For most of us, the war in Afghanistan is nothing more than an abstraction. It isn't our sons and daughters who are doing the fighting and dying and we don't have to sacrifice in order to pay for this war. It's no surprise, then, that we know little, if anything, about what the war means for the men and women serving in Afghanistan, and to their readjustment at home.
I'm as haunted by this reality today as I was 40 years ago when I returned, relatively unscathed, from the war in Vietnam and began to help my fellow Vietnam veterans who weren't as fortunate. The sad truth is that we still haven't brought thousands of those Vietnam veterans home.
Now, 40 years later, a new generation of U. S. soldiers, some of them the sons and daughters of my fellow Vietnam vets, are struggling with their own physical and psychological scars. And how much do we know about their struggles and how much do we care? We pay lip service to their sacrifice and talk a good game, but do we open our hearts and our ears to them? Do we even know what they're going through?

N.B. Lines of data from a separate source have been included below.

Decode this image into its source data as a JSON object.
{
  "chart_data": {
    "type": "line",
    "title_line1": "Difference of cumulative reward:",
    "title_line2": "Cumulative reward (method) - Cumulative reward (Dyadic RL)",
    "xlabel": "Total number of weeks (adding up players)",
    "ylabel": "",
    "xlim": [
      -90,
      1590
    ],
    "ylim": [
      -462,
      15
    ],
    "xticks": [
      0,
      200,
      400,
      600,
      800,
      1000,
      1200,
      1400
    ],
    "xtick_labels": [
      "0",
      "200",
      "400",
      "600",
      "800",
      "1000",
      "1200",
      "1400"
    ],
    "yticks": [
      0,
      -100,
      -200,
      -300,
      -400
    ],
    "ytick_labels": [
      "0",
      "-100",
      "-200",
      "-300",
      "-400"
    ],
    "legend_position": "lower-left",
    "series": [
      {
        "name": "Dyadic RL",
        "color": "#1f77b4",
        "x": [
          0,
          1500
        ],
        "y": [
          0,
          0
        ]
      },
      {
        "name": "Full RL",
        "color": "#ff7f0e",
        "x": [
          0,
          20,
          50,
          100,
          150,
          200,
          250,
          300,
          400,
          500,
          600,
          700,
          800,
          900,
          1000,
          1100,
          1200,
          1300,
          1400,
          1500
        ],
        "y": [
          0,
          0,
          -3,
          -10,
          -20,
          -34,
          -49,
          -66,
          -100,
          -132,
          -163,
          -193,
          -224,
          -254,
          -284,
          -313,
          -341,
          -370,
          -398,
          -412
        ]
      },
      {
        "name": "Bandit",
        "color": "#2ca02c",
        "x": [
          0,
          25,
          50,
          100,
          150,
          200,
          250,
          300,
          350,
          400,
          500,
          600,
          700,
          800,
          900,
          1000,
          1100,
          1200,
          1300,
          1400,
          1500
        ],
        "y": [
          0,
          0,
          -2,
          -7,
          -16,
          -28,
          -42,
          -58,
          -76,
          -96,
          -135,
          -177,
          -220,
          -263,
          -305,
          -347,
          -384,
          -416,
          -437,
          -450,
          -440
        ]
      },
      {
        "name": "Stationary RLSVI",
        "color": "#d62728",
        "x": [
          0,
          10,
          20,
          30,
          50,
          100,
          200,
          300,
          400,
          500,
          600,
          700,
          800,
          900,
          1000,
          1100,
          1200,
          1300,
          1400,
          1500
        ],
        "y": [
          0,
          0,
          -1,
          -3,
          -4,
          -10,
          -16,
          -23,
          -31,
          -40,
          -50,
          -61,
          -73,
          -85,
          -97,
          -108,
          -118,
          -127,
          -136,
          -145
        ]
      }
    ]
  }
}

Fortunately for this generation of veterans, there's a host of gifted and talented filmmakers, documentarians mainly, who have dedicated themselves to telling these important stories. And now, the work of three of them -- director/producer Danfung Dennis and producers Mike Lerner and Martin Herring -- has created an extraordinary film, Hell and Back Again, which has been nominated for the Best Feature Documentary at this Sunday's Academy Awards.
As with my own war in Vietnam, one that Hollywood and most of the film industry avoided for far too long, Hell and Back Again poses provocative questions: What does it mean to lead men in war? What does it mean to come home -- injured -- and build a life anew? The answers are painful, but they need to heard.
In Hell and Back Again two overlapping narratives are intercut -- the life of a Marine at war on the front, and the life of the same Marine in recovery at home -- creating both a dreamlike quality and a strikingly realistic depiction of how Marines experience the war in Afghanistan.
The story follows the U.S. Marines Echo Company, 2nd Battalion, 8th Marine Regiment, as they launch a major assault on a Taliban stronghold in Southern Afghanistan. Within hours of being dropped deep behind enemy lines, Sergeant Nathan Harris's unit is attacked from all sides. Cut off and surrounded, the Marines fight a ghostlike enemy and experience immense hostility from displaced villagers. Frustration grows on both sides, as any common ground, or success, seems elusive.
The parallel story begins with Sergeant Harris's return home to his wife in the U.S., after he is severely injured. He's in terrible physical pain and becomes addicted to his pain medication. But his psychological pain may be worse, as he attempts to reconcile the immense gulf between his experiences at war, and the terrifying normalcy of life at home. These two stories intertwine to communicate both the extraordinary drama of war and the no less shocking experience of returning home, as a whole generation of soldiers struggles to find an identity in a country that prefers to be indifferent.
As I know from my own Vietnam experience, and from a course I teach on the war at the University of Wisconsin-Madison, that visual imagery is a powerful medium for truth. The images of a burning Buddhist monk, of the street execution of a Vietcong prisoner, of napalmed girls screaming as they try to escape a bombing, have as much impact on my students and their understanding of the horror of the Vietnam war as anything I can tell them.
Through Hell and Back Again, Dennis, Lerner and Herring are trying to revive that tradition, believing, as many of us Vietnam veterans did, that shared experiences will ultimately help. In the process, they are hoping to shake people from their indifference to war, to this war, and to bridge the disconnect between the realities on the ground and the public consciousness at home.
I would love for Hell and Back Again to win the Oscar this Sunday. But, more importantly, I'd like it if every American would see this film, bridge the disconnect and build a common humanity. And then go out and do something to heal the wounds of veterans like Nathan Harris.